I remember so many little things that made going to school in a small community like Conquest so enjoyable and memorable.  The Christmas concerts were always a blast.  Jam Can Curling at the Conquest rink was a hoot.  Track and field days were always fun.  Finally, the two-day trip down to Regina for the whole school was an epic way to end the long, storied history of this iconic building.  We were sad to see it go, our parents were mad to see it go, but there was nothing that could be done.  Such is life sometimes.

I remember the nerves and anxiety over attending Grade Six at Outlook Elementary School.  By the fall of 1996, both Conquest and Macrorie kids were now being bussed to Outlook, making for an inflated student body.  Luckily, the nerves gave way to new friends and new experiences.

I remember how downright fun my Grade Eight year was at Outlook High School.  Now, I need to prefix this by saying that I'm referencing my FIRST stab at taking Grade Eight.  My buddies Kevin, Brock, Lawrence and I were routinely partners in pretty much every class project, and we really did our best to create some capitivating imagery because most of the time, we scripted something and then shot it with the school's video camera.  It was a blast.

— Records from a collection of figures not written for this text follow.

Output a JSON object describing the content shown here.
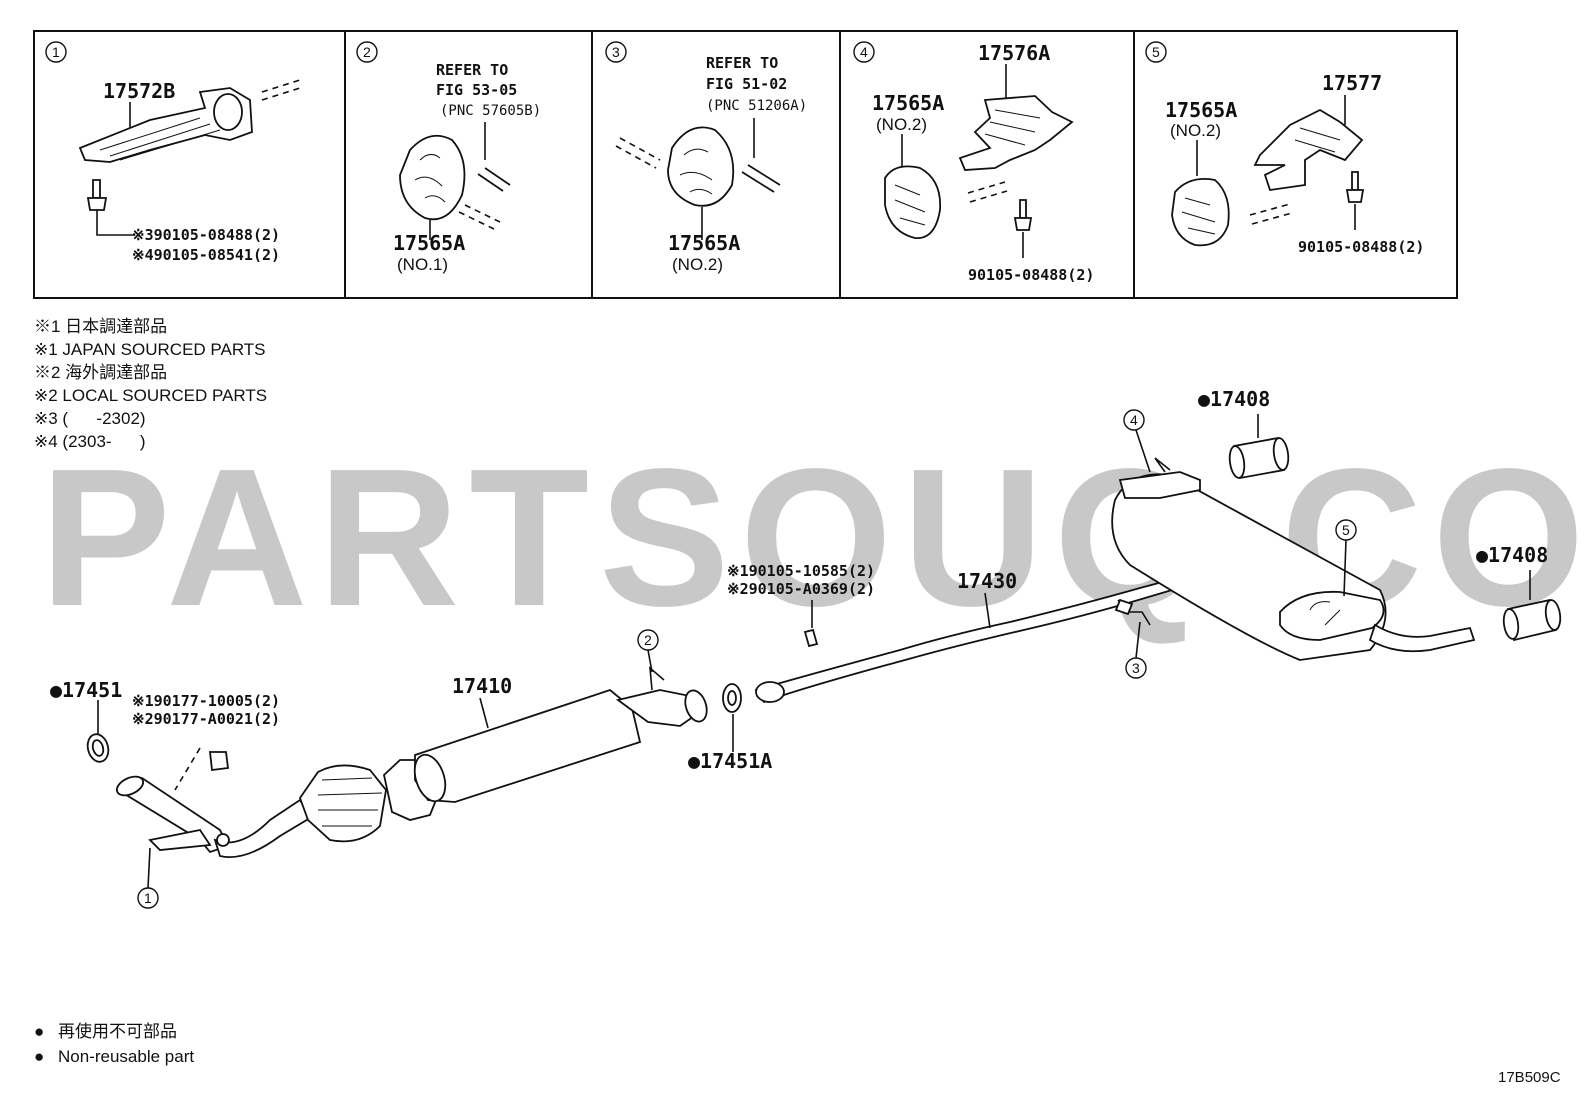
{
  "watermark": "PARTSOUQ.COM",
  "diagram_code": "17B509C",
  "detail_panels": [
    {
      "number": "1",
      "part": "17572B",
      "fasteners": [
        "※390105-08488(2)",
        "※490105-08541(2)"
      ]
    },
    {
      "number": "2",
      "refer_line1": "REFER TO",
      "refer_line2": "FIG 53-05",
      "refer_pnc": "(PNC 57605B)",
      "part": "17565A",
      "part_sub": "(NO.1)"
    },
    {
      "number": "3",
      "refer_line1": "REFER TO",
      "refer_line2": "FIG 51-02",
      "refer_pnc": "(PNC 51206A)",
      "part": "17565A",
      "part_sub": "(NO.2)"
    },
    {
      "number": "4",
      "part_a": "17576A",
      "part_b": "17565A",
      "part_b_sub": "(NO.2)",
      "fastener": "90105-08488(2)"
    },
    {
      "number": "5",
      "part_a": "17577",
      "part_b": "17565A",
      "part_b_sub": "(NO.2)",
      "fastener": "90105-08488(2)"
    }
  ],
  "notes": [
    "※1 日本調達部品",
    "※1 JAPAN SOURCED PARTS",
    "※2 海外調達部品",
    "※2 LOCAL SOURCED PARTS",
    "※3 (      -2302)",
    "※4 (2303-      )"
  ],
  "main_labels": {
    "gasket_front": "●17451",
    "nut_1": "※190177-10005(2)",
    "nut_2": "※290177-A0021(2)",
    "front_pipe": "17410",
    "gasket_mid": "●17451A",
    "bolt_1": "※190105-10585(2)",
    "bolt_2": "※290105-A0369(2)",
    "center_pipe": "17430",
    "tail_gasket_top": "●17408",
    "tail_gasket_right": "●17408"
  },
  "callouts": [
    "1",
    "2",
    "3",
    "4",
    "5"
  ],
  "legend": [
    {
      "symbol": "●",
      "text": "再使用不可部品"
    },
    {
      "symbol": "●",
      "text": "Non-reusable part"
    }
  ]
}
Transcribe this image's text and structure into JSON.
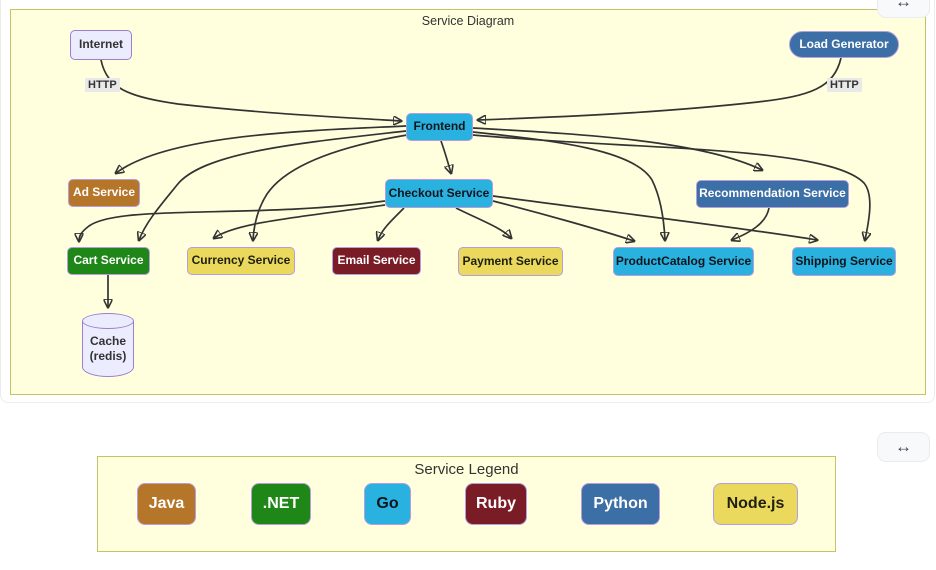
{
  "app": {
    "expand_button_icon": "↔"
  },
  "diagram": {
    "title": "Service Diagram",
    "background": "#ffffde",
    "border_color": "#c3c368",
    "edge_color": "#333333",
    "nodes": [
      {
        "id": "internet",
        "label": "Internet",
        "tech": "external",
        "shape": "rect",
        "fill": "#ECECFF",
        "text_color": "#333333"
      },
      {
        "id": "load-generator",
        "label": "Load Generator",
        "tech": "python",
        "shape": "stadium",
        "fill": "#3b6fa5",
        "text_color": "#ffffff"
      },
      {
        "id": "frontend",
        "label": "Frontend",
        "tech": "go",
        "shape": "rect",
        "fill": "#29b2df",
        "text_color": "#1a1a1a"
      },
      {
        "id": "ad-service",
        "label": "Ad Service",
        "tech": "java",
        "shape": "rect",
        "fill": "#b5762a",
        "text_color": "#ffffff"
      },
      {
        "id": "checkout-service",
        "label": "Checkout Service",
        "tech": "go",
        "shape": "rect",
        "fill": "#29b2df",
        "text_color": "#1a1a1a"
      },
      {
        "id": "recommendation-service",
        "label": "Recommendation Service",
        "tech": "python",
        "shape": "rect",
        "fill": "#3b6fa5",
        "text_color": "#ffffff"
      },
      {
        "id": "cart-service",
        "label": "Cart Service",
        "tech": "dotnet",
        "shape": "rect",
        "fill": "#1e8718",
        "text_color": "#ffffff"
      },
      {
        "id": "currency-service",
        "label": "Currency Service",
        "tech": "nodejs",
        "shape": "rect",
        "fill": "#ead95c",
        "text_color": "#1a1a1a"
      },
      {
        "id": "email-service",
        "label": "Email Service",
        "tech": "ruby",
        "shape": "rect",
        "fill": "#7a1c26",
        "text_color": "#ffffff"
      },
      {
        "id": "payment-service",
        "label": "Payment Service",
        "tech": "nodejs",
        "shape": "rect",
        "fill": "#ead95c",
        "text_color": "#1a1a1a"
      },
      {
        "id": "productcatalog-service",
        "label": "ProductCatalog Service",
        "tech": "go",
        "shape": "rect",
        "fill": "#29b2df",
        "text_color": "#1a1a1a"
      },
      {
        "id": "shipping-service",
        "label": "Shipping Service",
        "tech": "go",
        "shape": "rect",
        "fill": "#29b2df",
        "text_color": "#1a1a1a"
      },
      {
        "id": "cache",
        "label": "Cache (redis)",
        "tech": "datastore",
        "shape": "cylinder",
        "fill": "#ECECFF",
        "text_color": "#333333"
      }
    ],
    "edges": [
      {
        "from": "internet",
        "to": "frontend",
        "label": "HTTP"
      },
      {
        "from": "load-generator",
        "to": "frontend",
        "label": "HTTP"
      },
      {
        "from": "frontend",
        "to": "checkout-service"
      },
      {
        "from": "frontend",
        "to": "ad-service"
      },
      {
        "from": "frontend",
        "to": "cart-service"
      },
      {
        "from": "frontend",
        "to": "currency-service"
      },
      {
        "from": "frontend",
        "to": "recommendation-service"
      },
      {
        "from": "frontend",
        "to": "productcatalog-service"
      },
      {
        "from": "frontend",
        "to": "shipping-service"
      },
      {
        "from": "checkout-service",
        "to": "cart-service"
      },
      {
        "from": "checkout-service",
        "to": "currency-service"
      },
      {
        "from": "checkout-service",
        "to": "email-service"
      },
      {
        "from": "checkout-service",
        "to": "payment-service"
      },
      {
        "from": "checkout-service",
        "to": "productcatalog-service"
      },
      {
        "from": "checkout-service",
        "to": "shipping-service"
      },
      {
        "from": "recommendation-service",
        "to": "productcatalog-service"
      },
      {
        "from": "cart-service",
        "to": "cache"
      }
    ]
  },
  "legend": {
    "title": "Service Legend",
    "items": [
      {
        "label": "Java",
        "color": "#b5762a",
        "text_color": "#ffffff"
      },
      {
        "label": ".NET",
        "color": "#1e8718",
        "text_color": "#ffffff"
      },
      {
        "label": "Go",
        "color": "#29b2df",
        "text_color": "#1a1a1a"
      },
      {
        "label": "Ruby",
        "color": "#7a1c26",
        "text_color": "#ffffff"
      },
      {
        "label": "Python",
        "color": "#3b6fa5",
        "text_color": "#ffffff"
      },
      {
        "label": "Node.js",
        "color": "#ead95c",
        "text_color": "#1a1a1a"
      }
    ]
  }
}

I remember how scared I was heading into my second year of Grade Eight.  I was held back a year, meaning my friends were going to advance while, to me, it felt like I was stuck on pause.  For that entire summer of 1999, I was a nervous wreck and I pretty much ignored my friends and stuck to myself because I didn't want to have to explain that I wasn't going to be joining the rest of them in Grade Nine.  Then came the first day of school, and I remember a bit of shame came over me as the rest of my friends realized I was held back.  They never let me feel bad about it, though.  They just accepted it and we all found a way to move on.

I remember making the friends that I still have today that same school year.  It wasn't that long before I found a way to open up to guys like Kyle, Chris, Alex, Jon, and Mitch.  When I did, they reciprocated and I'll always be grateful for that.  Friendships come and go, and they certainly have over the years, but I'm happy to say that Kyle, Chris, Alex and I are still very close to this day.  It's odd how it took me failing Grade Eight to be paired with the guys who would turn out to be my best friends on Earth.  It's funny how life works sometimes.

Whether it's embracing the ups or coming to terms with the downs that will accompany each school year, I hope that kids know that in the end, it'll help shape them into the adults they'll become.

My small piece of advice to any young kids who are nervous about those first few days of school is simple: don't overthink it.  Everyone else is in the same place you are, and you're all just trying to figure things out together.  You'll find some new friends, and they may just turn out to be the best people to come into your life.  If it happened to me, it can happen to you, too.

When all is said and done, I suppose time will fly by when you're busy living your life, regardless of what stage you're at right now.  It'll cruise on by when you're a young kid, or a moody teenager, or a young adult, or when you're well into your 30's.  You just have to remember that it's your job to make the time count.

Make those memories special, kids.

I hear the bell ringing.

For this week, that's been the Ruttle Report.